As I've mentioned in previous posts, we use Octopus Deploy to handle our deployments on-prem and to Azure. Last week I was doing some maintenence and decided to update some old PowerShell scripts to use the new Azure Resource Manager cmdlets rather than the old Azure Service Management cmdlets.

The reason for this is that moving forward, all new functionality is exposed using AzureRM; and this is what the new Azure Portal is built upon. Coincidentally just days earlier we came across an issue running the old New-AzureWebsite cmdlet; and it took a while for Microsoft to recognise and fix the issue, so I wanted to move away from the old ways.

A lot of our Web Apps are deployed using a process along these lines:

  1. Remove the deployment slot named "staging"
  2. Create a new deployment slot named "staging"
  3. Publish the files to this new slot
  4. Hit the staging deployment slot to warm up the site
  5. Swap the staging and production slots around

Quite simple, and it has worked for years.
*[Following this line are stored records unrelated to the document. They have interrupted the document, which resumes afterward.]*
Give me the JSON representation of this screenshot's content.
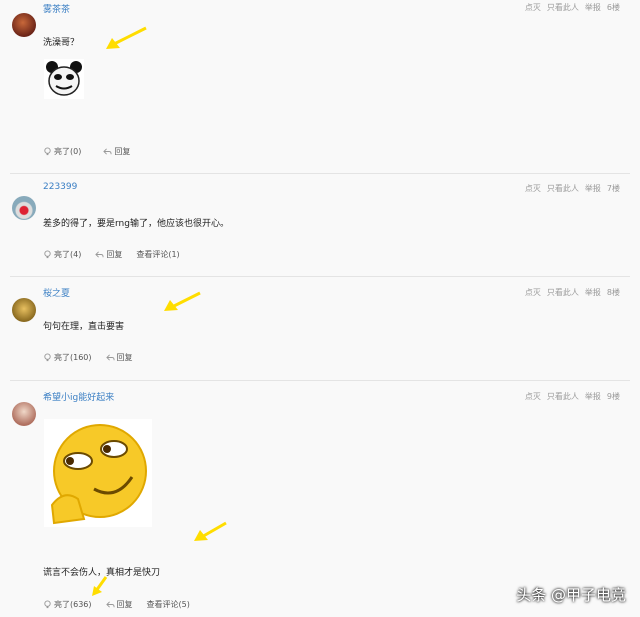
{
  "posts": [
    {
      "user": "雾茶茶",
      "content": "洗澡哥？",
      "floor": "6楼",
      "likes_label": "亮了(0)",
      "reply_label": "回复",
      "comments_label": ""
    },
    {
      "user": "223399",
      "content": "差多的得了，要是rng输了，他应该也很开心。",
      "floor": "7楼",
      "likes_label": "亮了(4)",
      "reply_label": "回复",
      "comments_label": "查看评论(1)"
    },
    {
      "user": "桜之夏",
      "content": "句句在理，直击要害",
      "floor": "8楼",
      "likes_label": "亮了(160)",
      "reply_label": "回复",
      "comments_label": ""
    },
    {
      "user": "希望小ig能好起来",
      "content": "谎言不会伤人，真相才是快刀",
      "floor": "9楼",
      "likes_label": "亮了(636)",
      "reply_label": "回复",
      "comments_label": "查看评论(5)"
    }
  ],
  "meta": {
    "dislike": "点灭",
    "only_this": "只看此人",
    "report": "举报"
  },
  "watermark": "头条 @甲子电竞",
  "colors": {
    "username": "#3b7fc4",
    "arrow": "#ffdd00"
  }
}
After working through a couple of sites and updating the scripts, I reached a rather old web app that was created long before AzureRM was a thing. That shouldn't be a problem though as AzureRM can be used to manage Web Apps regardless of when they were created.

However the first deployment of this site following the change resulted in a dreaded red warning message informing me that the deployment had failed. The PowerShell output indicated rather vaguely that the "staging" deployment slot couldn't be found - so it couldn't be deleted.

After confirming the deployment slot was indeed there, by visiting https://mysite-staging.azurewebsites.net I started digging deeper.

The output from Get-AzureWebsite showed the staging slot - that made sense as the site was there running. But Get-AzureRmWebAppSlot didn't. And neither did the Azure Portal.

Being a staging slot it didn't have anything that wasn't about to be nuked, so I deleted the staging slot using Remove-AzureWebsite -Name mysite -Slot staging and recreated it using New-AzureWebsite -Name mysite -Slot staging.

As if my magic, this new staging slot popped up in the Azure Portal and could also be found using the AzureRM cmdlets!

I don't yet know if this is a common issue, or if there was a problem with this one site, but it appears that Azure got a little confused somewhere and AzureRM wasn't aware of this old deployment slot.

So, if you find yourself unable to create or delete a staging slot using New-AzureWebAppSlot, check that it doesn't exist through Azure Service Management first.